Strona:PL Karol Dickens - Wigilja Bożego Narodzenia.djvu/63

Z Wikiźródeł, wolnej biblioteki
Ta strona została uwierzytelniona.

Wszedł Bob[1] Cratchit, (buchalter, którego poznaliśmy już w kantorze), wszedł w ogromnym szaliku wełnianym na szyi — gdzie tam na szyi — na brzuchu, wisiał mu aż do kolan! Wytarte suknie starannie miał oczyszczone, tak, iż mimo zniszczenia wyglądały dosyć porządnie; na ręku niósł Tomaszka. Biedny Tomaszek kulał i chodząc, opierać się musiał na kuli.
— A gdzież Marta? gdzie Marta? — zapytał Bob, — rozglądając się niespokojnie po pokoju.
— Jeszcze jej niema! — odpowiedziała pani Cratchit.
— Jakto, jeszcze nie przyszła? — zawołał, tracąc wesołość. — Niema jej? nie przyszła dotąd w wigilję Bożego Narodzenia?
Marta nie mogła dręczyć ojca dłużej, i wybiegając z kryjówki, rzuciła mu się na szyję, a mali Cratchitowie porwali Tomaszka i zanieśli go zaraz do kuchni, aby mógł zblizka usłyszeć piękny śpiew plumpuddingu, wydobywający się z rądla.
— Jakże się Tomaszek zachował w kościele? — spytała pani Cratchit.

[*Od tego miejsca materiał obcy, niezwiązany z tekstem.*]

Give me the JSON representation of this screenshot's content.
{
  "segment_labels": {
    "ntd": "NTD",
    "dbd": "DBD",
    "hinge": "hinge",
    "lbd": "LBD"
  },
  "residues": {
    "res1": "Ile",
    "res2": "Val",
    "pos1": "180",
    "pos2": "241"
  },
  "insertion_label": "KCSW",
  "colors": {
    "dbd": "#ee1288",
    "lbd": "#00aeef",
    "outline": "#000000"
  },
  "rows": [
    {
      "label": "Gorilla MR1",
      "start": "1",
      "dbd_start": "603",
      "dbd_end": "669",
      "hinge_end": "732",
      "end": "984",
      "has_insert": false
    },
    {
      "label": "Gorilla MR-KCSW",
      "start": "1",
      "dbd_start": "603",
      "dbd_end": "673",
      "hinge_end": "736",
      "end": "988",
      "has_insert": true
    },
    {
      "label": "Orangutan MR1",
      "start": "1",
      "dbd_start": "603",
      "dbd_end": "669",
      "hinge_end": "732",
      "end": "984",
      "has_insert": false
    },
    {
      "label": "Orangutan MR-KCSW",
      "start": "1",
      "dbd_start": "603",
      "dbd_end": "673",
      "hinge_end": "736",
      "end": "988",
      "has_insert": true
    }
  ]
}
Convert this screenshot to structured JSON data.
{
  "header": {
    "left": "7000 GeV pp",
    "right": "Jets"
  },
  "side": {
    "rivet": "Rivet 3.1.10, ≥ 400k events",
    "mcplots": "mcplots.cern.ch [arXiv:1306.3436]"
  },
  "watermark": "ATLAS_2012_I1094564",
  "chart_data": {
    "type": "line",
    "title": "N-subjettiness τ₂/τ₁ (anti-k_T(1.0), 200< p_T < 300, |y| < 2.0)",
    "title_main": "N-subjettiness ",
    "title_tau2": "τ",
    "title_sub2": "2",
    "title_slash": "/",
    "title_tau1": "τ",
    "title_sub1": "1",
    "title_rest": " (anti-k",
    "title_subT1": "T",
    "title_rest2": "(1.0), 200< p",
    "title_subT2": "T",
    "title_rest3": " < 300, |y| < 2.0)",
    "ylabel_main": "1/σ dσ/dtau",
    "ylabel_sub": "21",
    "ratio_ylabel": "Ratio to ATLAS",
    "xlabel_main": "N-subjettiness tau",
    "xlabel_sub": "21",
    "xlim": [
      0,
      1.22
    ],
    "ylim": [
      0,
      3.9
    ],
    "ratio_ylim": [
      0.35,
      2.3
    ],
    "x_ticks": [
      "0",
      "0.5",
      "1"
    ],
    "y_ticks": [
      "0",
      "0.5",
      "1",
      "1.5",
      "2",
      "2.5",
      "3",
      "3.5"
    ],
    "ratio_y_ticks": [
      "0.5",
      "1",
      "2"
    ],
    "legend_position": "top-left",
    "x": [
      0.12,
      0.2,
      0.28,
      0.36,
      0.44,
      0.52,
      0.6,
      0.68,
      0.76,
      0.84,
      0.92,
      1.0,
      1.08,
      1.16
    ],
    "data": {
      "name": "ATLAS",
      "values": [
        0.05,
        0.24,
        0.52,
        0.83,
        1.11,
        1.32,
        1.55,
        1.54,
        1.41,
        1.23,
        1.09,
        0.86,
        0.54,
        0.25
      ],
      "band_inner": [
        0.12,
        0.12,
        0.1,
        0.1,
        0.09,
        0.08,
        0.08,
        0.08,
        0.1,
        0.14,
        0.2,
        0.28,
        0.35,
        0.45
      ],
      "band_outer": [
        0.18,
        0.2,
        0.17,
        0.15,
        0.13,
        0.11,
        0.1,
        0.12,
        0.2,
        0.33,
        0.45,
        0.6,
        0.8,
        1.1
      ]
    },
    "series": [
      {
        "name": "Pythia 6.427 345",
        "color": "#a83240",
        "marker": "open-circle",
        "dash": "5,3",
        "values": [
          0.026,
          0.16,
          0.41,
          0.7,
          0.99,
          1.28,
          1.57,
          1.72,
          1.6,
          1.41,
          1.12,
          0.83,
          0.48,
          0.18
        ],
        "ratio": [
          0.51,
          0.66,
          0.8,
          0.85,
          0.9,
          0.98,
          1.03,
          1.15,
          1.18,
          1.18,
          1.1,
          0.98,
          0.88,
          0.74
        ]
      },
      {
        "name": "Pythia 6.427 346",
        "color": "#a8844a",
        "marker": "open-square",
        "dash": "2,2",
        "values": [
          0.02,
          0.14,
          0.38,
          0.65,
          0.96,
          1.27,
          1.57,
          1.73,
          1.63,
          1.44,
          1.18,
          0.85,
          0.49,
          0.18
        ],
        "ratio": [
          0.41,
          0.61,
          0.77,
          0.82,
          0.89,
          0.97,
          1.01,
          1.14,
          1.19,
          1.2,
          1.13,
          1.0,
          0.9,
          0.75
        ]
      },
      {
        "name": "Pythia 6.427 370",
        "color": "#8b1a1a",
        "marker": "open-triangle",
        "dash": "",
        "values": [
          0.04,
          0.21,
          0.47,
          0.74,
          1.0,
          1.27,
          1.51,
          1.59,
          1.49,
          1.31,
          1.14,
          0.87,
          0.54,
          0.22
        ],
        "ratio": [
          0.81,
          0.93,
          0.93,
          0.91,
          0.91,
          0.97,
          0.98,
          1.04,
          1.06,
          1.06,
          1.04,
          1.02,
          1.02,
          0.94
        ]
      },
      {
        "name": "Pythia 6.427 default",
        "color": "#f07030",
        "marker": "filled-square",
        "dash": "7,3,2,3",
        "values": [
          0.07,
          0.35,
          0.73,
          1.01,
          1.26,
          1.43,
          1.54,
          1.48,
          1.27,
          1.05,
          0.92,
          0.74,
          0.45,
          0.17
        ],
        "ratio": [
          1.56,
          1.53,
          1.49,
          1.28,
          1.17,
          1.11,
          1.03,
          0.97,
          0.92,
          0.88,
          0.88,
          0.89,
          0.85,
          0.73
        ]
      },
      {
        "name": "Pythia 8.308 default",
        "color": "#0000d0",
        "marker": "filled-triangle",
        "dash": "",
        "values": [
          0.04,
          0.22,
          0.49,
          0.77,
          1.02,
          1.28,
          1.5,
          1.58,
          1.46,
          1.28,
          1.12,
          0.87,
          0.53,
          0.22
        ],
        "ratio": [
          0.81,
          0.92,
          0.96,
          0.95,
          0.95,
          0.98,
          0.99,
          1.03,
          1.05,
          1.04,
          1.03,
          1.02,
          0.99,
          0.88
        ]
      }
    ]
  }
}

— Jak anioł! złote dziecko! Jakiż on roztropny! Niewątpliwie kalectwo przyczynia się do tego. Pozbawiony rozrywek, właściwych dzieciom w jego wieku, zaczyna wcześniej myśleć. A jakie myśli przychodzą mu do główki! Wracając z kościoła, mówił mi, że ludzie patrzą na niego ze współczuciem i zapewne myślą o cudach i łaskach Narodzonego dzisiaj, który przywracał słuch

  1. Bob — zdrobniałe imię od Robert.